Carolino Monteiro

E que fazemos agora à cegonha?

A ciência avança e avançará sempre. Em todas as áreas existem progressos mais rápidos ou mais lentos, como todo o processo que envolve experimentação. E, a par deles, existe sempre um conjunto de cientistas, filósofos, religiosos, eticistas e algum público que acompanha e discute tais avanços. Às vezes, contudo, sem a melhor e mais precisa informação.

Também a clonagem, como processo de experimentação, tem tido os seus progressos assinaláveis nos últimos 30 anos, com trabalho notável em rãs, e, se falarmos em bactérias, há que ter sempre presente a investigação que levou, por clonagem de um gene humano, a existirem destes microrganismos a produzir uma molécula de importantíssimo valor para os humanos: a insulina.

Chegou a vez da clonagem em mamíferos, há um ano, com a criação da Dolly. Grande celeuma. Má informação do público por parte dos cientistas e, assim, espaço aberto para o fantástico, o medo, a ficção e, pior que tudo, o seu aproveitamento (consciente ou inconscientemente?) para a manutenção de tabus.

Chega a Polly, por clonagem de um núcleo já recombinante, isto é, portador de um gene humano produtor de um factor de coagulação, imprescindível para muitos hemofílicos. Ninguém lhe ligou importância talvez, quem sabe, por ser tão útil.

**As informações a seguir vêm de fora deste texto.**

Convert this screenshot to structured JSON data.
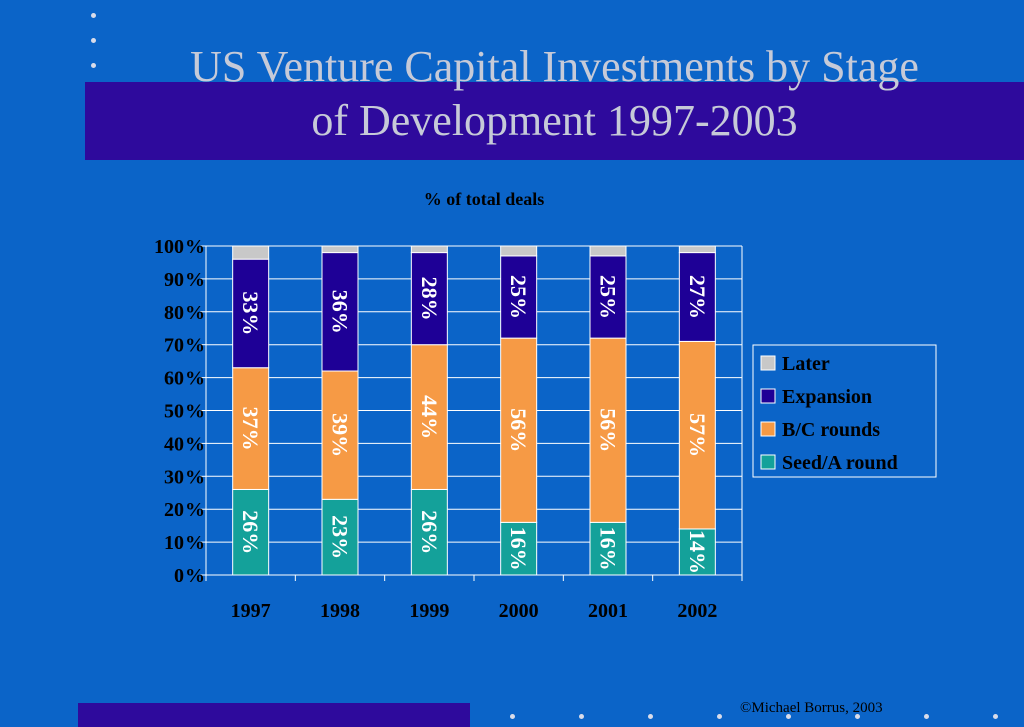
{
  "slide": {
    "title_line1": "US Venture Capital Investments by Stage",
    "title_line2": "of Development 1997-2003",
    "copyright": "©Michael Borrus, 2003"
  },
  "colors": {
    "background": "#0b64c8",
    "band": "#2e0a9c",
    "later": "#c8c8c8",
    "expansion": "#1e0096",
    "bc_rounds": "#f69a45",
    "seed": "#14a19a"
  },
  "chart_data": {
    "type": "bar",
    "stacked": true,
    "title": "% of total deals",
    "categories": [
      "1997",
      "1998",
      "1999",
      "2000",
      "2001",
      "2002"
    ],
    "y_ticks": [
      "0%",
      "10%",
      "20%",
      "30%",
      "40%",
      "50%",
      "60%",
      "70%",
      "80%",
      "90%",
      "100%"
    ],
    "ylim": [
      0,
      100
    ],
    "grid": true,
    "legend_position": "right",
    "series": [
      {
        "name": "Seed/A round",
        "color": "#14a19a",
        "values": [
          26,
          23,
          26,
          16,
          16,
          14
        ],
        "labels": [
          "26%",
          "23%",
          "26%",
          "16%",
          "16%",
          "14%"
        ]
      },
      {
        "name": "B/C rounds",
        "color": "#f69a45",
        "values": [
          37,
          39,
          44,
          56,
          56,
          57
        ],
        "labels": [
          "37%",
          "39%",
          "44%",
          "56%",
          "56%",
          "57%"
        ]
      },
      {
        "name": "Expansion",
        "color": "#1e0096",
        "values": [
          33,
          36,
          28,
          25,
          25,
          27
        ],
        "labels": [
          "33%",
          "36%",
          "28%",
          "25%",
          "25%",
          "27%"
        ]
      },
      {
        "name": "Later",
        "color": "#c8c8c8",
        "values": [
          4,
          2,
          2,
          3,
          3,
          2
        ],
        "labels": [
          "",
          "",
          "",
          "",
          "",
          ""
        ]
      }
    ],
    "legend": [
      "Later",
      "Expansion",
      "B/C rounds",
      "Seed/A round"
    ]
  }
}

Mas chegou a vez do homem. E sem qualquer rigoroso esclarecimento por cientistas que entendam do assunto, nomeadamente geneticistas que tenham discussão internacional e regras de funcionamento por si, na globalidade, aceites, o assunto caiu na praça pública. E caiu fulminado por comentários e argumentos que, a meu ver, infelizmente, nada informaram e nada clarificaram. E dei conta que, por essa altura, até passaram uns desenhos animados numa estação televisiva, que envolviam clones humanos e um "cientista louco e mau". Óptimo, num momento quente, de pouca informação e clarificação de qualidade.

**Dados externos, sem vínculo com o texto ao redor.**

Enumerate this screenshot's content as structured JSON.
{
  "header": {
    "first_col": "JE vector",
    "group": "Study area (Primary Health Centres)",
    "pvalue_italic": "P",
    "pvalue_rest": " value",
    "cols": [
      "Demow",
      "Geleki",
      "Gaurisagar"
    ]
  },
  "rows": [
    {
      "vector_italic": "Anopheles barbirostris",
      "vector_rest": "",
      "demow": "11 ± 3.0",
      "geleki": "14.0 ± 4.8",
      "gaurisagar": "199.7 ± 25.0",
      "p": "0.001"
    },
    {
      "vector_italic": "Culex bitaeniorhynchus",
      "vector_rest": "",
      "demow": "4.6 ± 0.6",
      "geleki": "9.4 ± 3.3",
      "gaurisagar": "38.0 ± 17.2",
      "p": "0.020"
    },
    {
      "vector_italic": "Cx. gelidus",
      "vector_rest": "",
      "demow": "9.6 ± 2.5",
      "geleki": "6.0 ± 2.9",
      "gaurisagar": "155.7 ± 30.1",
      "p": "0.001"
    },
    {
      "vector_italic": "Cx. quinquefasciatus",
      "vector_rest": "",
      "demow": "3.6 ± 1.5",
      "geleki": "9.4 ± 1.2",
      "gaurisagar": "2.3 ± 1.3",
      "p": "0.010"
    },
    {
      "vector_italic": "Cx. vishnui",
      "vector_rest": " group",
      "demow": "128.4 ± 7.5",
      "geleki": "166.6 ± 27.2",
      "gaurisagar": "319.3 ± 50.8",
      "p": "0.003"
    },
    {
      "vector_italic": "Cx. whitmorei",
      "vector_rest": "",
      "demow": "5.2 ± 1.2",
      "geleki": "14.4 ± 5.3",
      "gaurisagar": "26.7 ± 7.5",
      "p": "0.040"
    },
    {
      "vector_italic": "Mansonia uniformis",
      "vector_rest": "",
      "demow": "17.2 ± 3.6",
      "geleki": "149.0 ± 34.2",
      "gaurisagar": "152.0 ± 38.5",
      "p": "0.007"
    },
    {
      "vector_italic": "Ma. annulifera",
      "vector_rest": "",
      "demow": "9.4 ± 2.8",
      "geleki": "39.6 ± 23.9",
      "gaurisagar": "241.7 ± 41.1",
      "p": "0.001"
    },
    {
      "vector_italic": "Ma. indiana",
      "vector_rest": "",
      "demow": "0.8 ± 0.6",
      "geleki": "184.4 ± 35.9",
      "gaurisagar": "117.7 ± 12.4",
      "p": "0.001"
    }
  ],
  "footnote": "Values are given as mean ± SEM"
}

Mas, relativamente à clonagem de humanos, ter-se-á de dividir o assunto em três pontos.

Primeiro, a chamada "clonagem de um ser total". Não tem, a meu ver, qualquer interesse nem qualquer razão de existir. Mas há que elucidar. Esse indivíduo (como a Dolly) nunca será totalmente igual ao seu dador de património genético nuclear. Pois há um outro património genético, o mitocondrial, que é sempre da célula receptora. Por isso, a questão de igualdade não é real. E, adicionalmente, dois seres, por muito iguais que sejam, como os gémeos "iguais", são sempre, como seres vivos, indivíduos distintos, pois terão padrões sociais e de educação diferentes, o que fará sempre deles dois cidadãos únicos.

Em segundo lugar, há que ver a importância da clonagem, mesmo a humana, para compreendermos como são alguns mecanismos embrionários e de desenvolvimento. E, ainda, quais são os genes envolvidos em determinadas etapas de desenvolvimento, para se compreenderem também as causas de determinadas doenças e anomalias genéticas. Teremos os genes candidatos e teremos, assim, informação complementar àquela que vamos conseguindo obter com os projectos de conhecimento do genoma, nomeadamente o humano.

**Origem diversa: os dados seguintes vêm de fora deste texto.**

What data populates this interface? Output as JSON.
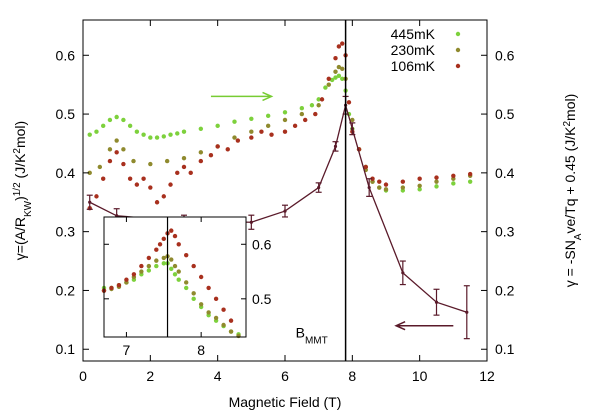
{
  "chart_data": [
    {
      "type": "scatter",
      "xlabel": "Magnetic Field (T)",
      "ylabel_left": "γ=(A/R_KW)^1/2 (J/K²mol)",
      "ylabel_right": "γ = -SN_Ave/Tq + 0.45  (J/K²mol)",
      "xlim": [
        0,
        12
      ],
      "ylim": [
        0.08,
        0.66
      ],
      "x_ticks": [
        0,
        2,
        4,
        6,
        8,
        10,
        12
      ],
      "y_ticks": [
        0.1,
        0.2,
        0.3,
        0.4,
        0.5,
        0.6
      ],
      "legend_position": "top-right",
      "vertical_line": {
        "x": 7.8,
        "label": "B",
        "label_sub": "MMT"
      },
      "arrows": [
        {
          "direction": "right",
          "axis": "right",
          "color": "#77cc33",
          "x": [
            3.8,
            5.6
          ],
          "y": 0.53
        },
        {
          "direction": "left",
          "axis": "left",
          "color": "#5a1a2a",
          "x": [
            11.0,
            9.3
          ],
          "y": 0.14
        }
      ],
      "series": [
        {
          "name": "445mK",
          "color": "#7dd13c",
          "style": "points",
          "axis": "right",
          "x": [
            0.2,
            0.4,
            0.6,
            0.8,
            1.0,
            1.2,
            1.4,
            1.6,
            1.8,
            2.0,
            2.2,
            2.4,
            2.6,
            2.8,
            3.0,
            3.5,
            4.0,
            4.5,
            5.0,
            5.5,
            6.0,
            6.5,
            6.8,
            7.0,
            7.2,
            7.4,
            7.5,
            7.6,
            7.7,
            7.8,
            7.9,
            8.0,
            8.2,
            8.4,
            8.6,
            8.8,
            9.0,
            9.5,
            10.0,
            10.5,
            11.0,
            11.5
          ],
          "y": [
            0.465,
            0.47,
            0.48,
            0.49,
            0.495,
            0.49,
            0.48,
            0.47,
            0.465,
            0.46,
            0.46,
            0.462,
            0.465,
            0.467,
            0.47,
            0.475,
            0.48,
            0.487,
            0.492,
            0.497,
            0.503,
            0.51,
            0.515,
            0.525,
            0.545,
            0.558,
            0.562,
            0.565,
            0.56,
            0.54,
            0.5,
            0.475,
            0.44,
            0.41,
            0.385,
            0.375,
            0.37,
            0.37,
            0.372,
            0.377,
            0.382,
            0.385
          ]
        },
        {
          "name": "230mK",
          "color": "#8f8a2e",
          "style": "points",
          "axis": "right",
          "x": [
            0.2,
            0.5,
            0.8,
            1.0,
            1.2,
            1.5,
            2.0,
            2.5,
            3.0,
            3.5,
            4.0,
            4.5,
            5.0,
            5.5,
            6.0,
            6.5,
            7.0,
            7.3,
            7.5,
            7.6,
            7.7,
            7.8,
            8.0,
            8.2,
            8.4,
            8.6,
            8.8,
            9.0,
            9.5,
            10.0,
            10.5,
            11.0,
            11.5
          ],
          "y": [
            0.4,
            0.41,
            0.44,
            0.455,
            0.44,
            0.42,
            0.415,
            0.42,
            0.425,
            0.435,
            0.445,
            0.46,
            0.47,
            0.48,
            0.49,
            0.5,
            0.515,
            0.55,
            0.572,
            0.58,
            0.577,
            0.56,
            0.49,
            0.44,
            0.405,
            0.385,
            0.375,
            0.372,
            0.375,
            0.378,
            0.385,
            0.39,
            0.395
          ]
        },
        {
          "name": "106mK",
          "color": "#a8301e",
          "style": "points",
          "axis": "right",
          "x": [
            0.2,
            0.4,
            0.6,
            0.8,
            1.0,
            1.2,
            1.4,
            1.6,
            1.8,
            2.0,
            2.2,
            2.4,
            2.6,
            2.8,
            3.0,
            3.2,
            3.5,
            3.8,
            4.0,
            4.3,
            4.6,
            5.0,
            5.3,
            5.6,
            6.0,
            6.3,
            6.6,
            6.9,
            7.1,
            7.3,
            7.5,
            7.6,
            7.7,
            7.8,
            7.9,
            8.0,
            8.2,
            8.4,
            8.6,
            8.8,
            9.0,
            9.5,
            10.0,
            10.5,
            11.0,
            11.5
          ],
          "y": [
            0.34,
            0.36,
            0.39,
            0.42,
            0.435,
            0.415,
            0.39,
            0.38,
            0.39,
            0.375,
            0.35,
            0.36,
            0.38,
            0.4,
            0.41,
            0.4,
            0.42,
            0.43,
            0.445,
            0.44,
            0.455,
            0.46,
            0.47,
            0.465,
            0.47,
            0.48,
            0.49,
            0.5,
            0.525,
            0.56,
            0.595,
            0.615,
            0.62,
            0.6,
            0.52,
            0.47,
            0.44,
            0.41,
            0.39,
            0.385,
            0.38,
            0.385,
            0.39,
            0.392,
            0.395,
            0.398
          ]
        },
        {
          "name": "",
          "color": "#5a1a2a",
          "style": "line-errorbars",
          "axis": "left",
          "x": [
            0.2,
            1.0,
            3.0,
            5.0,
            6.0,
            7.0,
            7.5,
            7.8,
            8.0,
            8.5,
            9.5,
            10.5,
            11.4
          ],
          "y": [
            0.35,
            0.327,
            0.318,
            0.316,
            0.335,
            0.375,
            0.445,
            0.515,
            0.475,
            0.375,
            0.23,
            0.18,
            0.163
          ],
          "err": [
            0.012,
            0.012,
            0.01,
            0.012,
            0.01,
            0.008,
            0.008,
            0.015,
            0.01,
            0.015,
            0.02,
            0.022,
            0.045
          ]
        }
      ]
    },
    {
      "type": "scatter",
      "placement": "inset",
      "xlim": [
        6.7,
        8.6
      ],
      "ylim": [
        0.43,
        0.65
      ],
      "x_ticks": [
        7,
        8
      ],
      "y_ticks": [
        0.5,
        0.6
      ],
      "vertical_line": {
        "x": 7.55
      },
      "series": [
        {
          "name": "445mK",
          "color": "#7dd13c",
          "x": [
            6.7,
            6.8,
            6.9,
            7.0,
            7.1,
            7.2,
            7.3,
            7.4,
            7.5,
            7.55,
            7.6,
            7.65,
            7.7,
            7.8,
            7.9,
            8.0,
            8.1,
            8.2,
            8.3,
            8.4,
            8.5
          ],
          "y": [
            0.52,
            0.52,
            0.525,
            0.53,
            0.535,
            0.545,
            0.552,
            0.56,
            0.565,
            0.565,
            0.555,
            0.545,
            0.535,
            0.52,
            0.5,
            0.485,
            0.47,
            0.46,
            0.45,
            0.44,
            0.435
          ]
        },
        {
          "name": "230mK",
          "color": "#8f8a2e",
          "x": [
            6.7,
            6.8,
            6.9,
            7.0,
            7.1,
            7.2,
            7.3,
            7.4,
            7.5,
            7.55,
            7.6,
            7.65,
            7.7,
            7.8,
            7.9,
            8.0,
            8.1,
            8.2,
            8.3,
            8.4,
            8.5
          ],
          "y": [
            0.515,
            0.518,
            0.522,
            0.53,
            0.54,
            0.55,
            0.56,
            0.57,
            0.575,
            0.578,
            0.572,
            0.56,
            0.55,
            0.53,
            0.51,
            0.49,
            0.475,
            0.465,
            0.452,
            0.44,
            0.432
          ]
        },
        {
          "name": "106mK",
          "color": "#a8301e",
          "x": [
            6.7,
            6.8,
            6.9,
            7.0,
            7.1,
            7.2,
            7.3,
            7.4,
            7.45,
            7.5,
            7.55,
            7.6,
            7.65,
            7.7,
            7.8,
            7.9,
            8.0,
            8.1,
            8.2,
            8.3,
            8.4
          ],
          "y": [
            0.515,
            0.52,
            0.525,
            0.535,
            0.545,
            0.56,
            0.575,
            0.59,
            0.6,
            0.61,
            0.62,
            0.625,
            0.615,
            0.6,
            0.58,
            0.56,
            0.54,
            0.52,
            0.5,
            0.48,
            0.46
          ]
        }
      ]
    }
  ]
}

Em terceiro, há que ver as eventuais vantagens de ser possível o desenvolvimento, em mamíferos, de determinados órgãos humanos, para transplante, que contenham um património geneticamente modificado de forma a não criar rejeições, ou um património genético o mais compatível possível com o do eventual receptor.

Se a tecnologia o permitir, haverá publicamente uma solicitação para tal. Acontecerá e, a par dela, continuará a existir sempre um conjunto de cientistas, filósofos, religiosos, eticistas e algum público que acompanha e discute tais avanços. E, talvez, uma vez mais, sem a melhor e mais precisa informação.

Antes do ponto final, há que fazer um comentário: estes avanços científicos nada têm a ver com as declarações de Richard Seed, que quer abrir uma clínica de reprodução medicamente assistida, ou a do médico sul-africano que talvez também venha a abrir uma. Não precisam de pagar publicidade, pois essa foi já feita de uma forma espectacular e a baixo custo.